The previous reigning champ of reigning was Queen Victoria — who only lived to be 81 years old. Better water, better medicine. But how exactly we got from Victoria to Elizabeth — just 50 years later is kind of a mess. That’s one of the most interesting things about the British royal families, it is not simple. Growing up, I always thought it was father to son to son to son. Of course, the more traditional — and appropriate — way for people to become king is just to kill the current one. But it hasn’t been like that for a long time.

In the following CGP Grey video, he goes through the royal family from 1066. They had been at it before that. And it even took another century for them to decide on some rules about who reigns when the current king or queen dies. Or more like 500 years before anyone got really serious about it. And even still, as I’ve indicated, it is a mess. The only reason I know any of this at all is because I’ve read Shakespeare and Marlowe and I’ve gone out of my way to put it into some kind of perspective — even if Shakespeare is a terrible guy to go to for history. This is a great video though:

So what have we learned? People still respect the royal family out of a ridiculous notion of divine right. Yet as we saw in CGP Grey’s video, there is nothing very divine about it. The best you can hope for are long periods of queens like Victoria and Elizabeth where nothing really happens so that people can continue to live the fantasy that royalty are something important — other than being tourist attractions. They really should just open up Disney UK.

7 thoughts on “Congratulations Elizabeth II, I Guess

  1. CGP Grey could have put in a bit more. Right at the beginning, William I wasn’t succeeded as king of England by his eldest son – that was Robert, who got the Duchy of Normandy, while England went to William II, the second son. The family got along famously:

    “In 1077, Robert instigated his first insurrection against his father as the result of a prank played by his younger brothers William Rufus and Henry, who had dumped a full chamber-pot over his head. Robert was enraged and urged on by his companions started a brawl with his brothers that was only interrupted by the intercession of their father. Feeling that his dignity was wounded, Robert was further angered when King William failed to punish his brothers. The next day Robert and his followers attempted to seize the castle of Rouen. The siege failed, but when King William ordered their arrest Robert and his companions took refuge with Hugh of Chateauneuf-en-Thymerais.” (and that is backed up by proper history books)

    Henry (the First) eventually conquered Normandy off Robert.

  2. That video kind of ignores that Henry VII and VIII pretty much killed off every non-Tudor royal so the only people that could be considered were the children of Henry VIII’s sisters-and of them, the Stuarts in Scotland or the Seymours as Lady Catherine Gray only had one child who had issue himself.

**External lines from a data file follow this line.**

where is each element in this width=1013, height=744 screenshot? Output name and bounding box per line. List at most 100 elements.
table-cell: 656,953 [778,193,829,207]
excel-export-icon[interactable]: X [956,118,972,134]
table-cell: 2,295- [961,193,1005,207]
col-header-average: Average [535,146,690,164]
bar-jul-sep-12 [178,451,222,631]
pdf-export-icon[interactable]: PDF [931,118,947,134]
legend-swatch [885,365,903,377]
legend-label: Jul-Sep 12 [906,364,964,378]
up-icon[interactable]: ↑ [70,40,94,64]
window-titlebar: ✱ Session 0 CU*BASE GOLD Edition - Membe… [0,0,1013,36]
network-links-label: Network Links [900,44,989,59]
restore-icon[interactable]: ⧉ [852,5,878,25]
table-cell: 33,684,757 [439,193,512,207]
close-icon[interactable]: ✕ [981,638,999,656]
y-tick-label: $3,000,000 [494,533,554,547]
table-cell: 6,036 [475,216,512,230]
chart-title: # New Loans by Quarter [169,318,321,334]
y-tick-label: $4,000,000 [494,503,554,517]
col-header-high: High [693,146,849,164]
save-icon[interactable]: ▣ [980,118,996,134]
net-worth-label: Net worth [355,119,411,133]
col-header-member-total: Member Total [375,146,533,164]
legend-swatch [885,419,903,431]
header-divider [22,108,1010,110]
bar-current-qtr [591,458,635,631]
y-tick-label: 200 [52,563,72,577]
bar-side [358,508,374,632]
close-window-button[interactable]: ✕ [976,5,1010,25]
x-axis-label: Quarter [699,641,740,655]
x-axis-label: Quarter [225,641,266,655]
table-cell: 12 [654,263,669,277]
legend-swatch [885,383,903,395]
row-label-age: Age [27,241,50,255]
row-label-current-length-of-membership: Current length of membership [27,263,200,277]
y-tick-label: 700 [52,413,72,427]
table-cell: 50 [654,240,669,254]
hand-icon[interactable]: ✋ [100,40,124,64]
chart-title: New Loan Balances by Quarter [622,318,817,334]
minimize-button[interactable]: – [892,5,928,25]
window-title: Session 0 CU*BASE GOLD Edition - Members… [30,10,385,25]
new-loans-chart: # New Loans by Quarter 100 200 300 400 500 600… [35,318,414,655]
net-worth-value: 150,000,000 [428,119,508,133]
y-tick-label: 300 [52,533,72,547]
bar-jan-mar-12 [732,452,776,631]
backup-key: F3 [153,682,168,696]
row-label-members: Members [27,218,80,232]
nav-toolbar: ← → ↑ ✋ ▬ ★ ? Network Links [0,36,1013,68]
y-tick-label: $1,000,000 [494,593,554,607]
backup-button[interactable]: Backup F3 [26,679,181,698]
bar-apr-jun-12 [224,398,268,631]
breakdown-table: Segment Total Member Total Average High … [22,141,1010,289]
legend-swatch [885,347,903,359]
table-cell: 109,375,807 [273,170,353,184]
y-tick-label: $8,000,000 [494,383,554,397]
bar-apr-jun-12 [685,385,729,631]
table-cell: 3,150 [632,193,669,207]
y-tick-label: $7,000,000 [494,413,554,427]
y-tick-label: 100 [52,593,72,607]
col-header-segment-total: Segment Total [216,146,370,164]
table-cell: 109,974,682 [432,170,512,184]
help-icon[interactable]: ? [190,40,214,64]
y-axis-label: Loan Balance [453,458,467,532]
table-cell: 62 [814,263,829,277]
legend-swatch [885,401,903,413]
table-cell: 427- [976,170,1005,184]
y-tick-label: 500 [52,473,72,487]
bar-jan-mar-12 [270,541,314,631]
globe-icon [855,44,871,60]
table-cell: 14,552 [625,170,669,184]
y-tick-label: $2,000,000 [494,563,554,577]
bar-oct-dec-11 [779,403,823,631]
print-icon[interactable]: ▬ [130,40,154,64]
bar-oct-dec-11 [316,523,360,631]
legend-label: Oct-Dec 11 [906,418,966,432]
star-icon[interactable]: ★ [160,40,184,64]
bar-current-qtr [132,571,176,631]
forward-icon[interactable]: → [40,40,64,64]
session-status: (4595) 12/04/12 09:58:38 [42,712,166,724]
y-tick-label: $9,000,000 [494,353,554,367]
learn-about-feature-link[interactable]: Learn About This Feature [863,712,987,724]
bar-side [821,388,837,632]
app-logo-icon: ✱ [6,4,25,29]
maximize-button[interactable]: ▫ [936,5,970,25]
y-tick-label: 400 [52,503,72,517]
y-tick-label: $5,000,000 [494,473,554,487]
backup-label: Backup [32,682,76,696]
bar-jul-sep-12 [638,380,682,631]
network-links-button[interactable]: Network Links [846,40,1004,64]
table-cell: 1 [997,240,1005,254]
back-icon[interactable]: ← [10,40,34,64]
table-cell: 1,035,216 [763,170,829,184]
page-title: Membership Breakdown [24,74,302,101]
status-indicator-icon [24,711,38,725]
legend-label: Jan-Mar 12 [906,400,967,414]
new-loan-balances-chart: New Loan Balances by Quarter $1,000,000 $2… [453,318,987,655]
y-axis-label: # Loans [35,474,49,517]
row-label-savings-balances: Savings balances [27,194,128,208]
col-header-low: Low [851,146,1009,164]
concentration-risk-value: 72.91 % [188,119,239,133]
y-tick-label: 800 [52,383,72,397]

    Fun fact, both Elizabeths were 25 upon their accession to the throne.

    • That is a fun fact. And I’m just going to trust you and not look it up.

      Yeah, the Tudors were bastards. But they did provide an excellent ending for Richard III — one of my favorite of That Bard’s plays.

  3. Elizabeth I had just turned 25 in 1558 (9/7/1533) and Elizabeth II was just shy of her 26th in 1952 (4/21/1926).

    Elizabeth I was the best of that lot. Edward VII would have been horrid, Mary I was horrid, Henry VIII went insane but managed to hide it and Henry VII was probably what was needed at the time.

    • So you are saying I can’t trust Blackadder?! Damn! Yes, I know that Mary was terrible. I’m reminded of my favorite line from The Madness of King George, “Who can flourish on such a daily diet of compliance?” I think they were all mad to one extent or another.

  4. Sadly no, you cannot trust Blackadder. Elizabeth did use her emotional reactions to control people but the vast majority of them were obviously staged.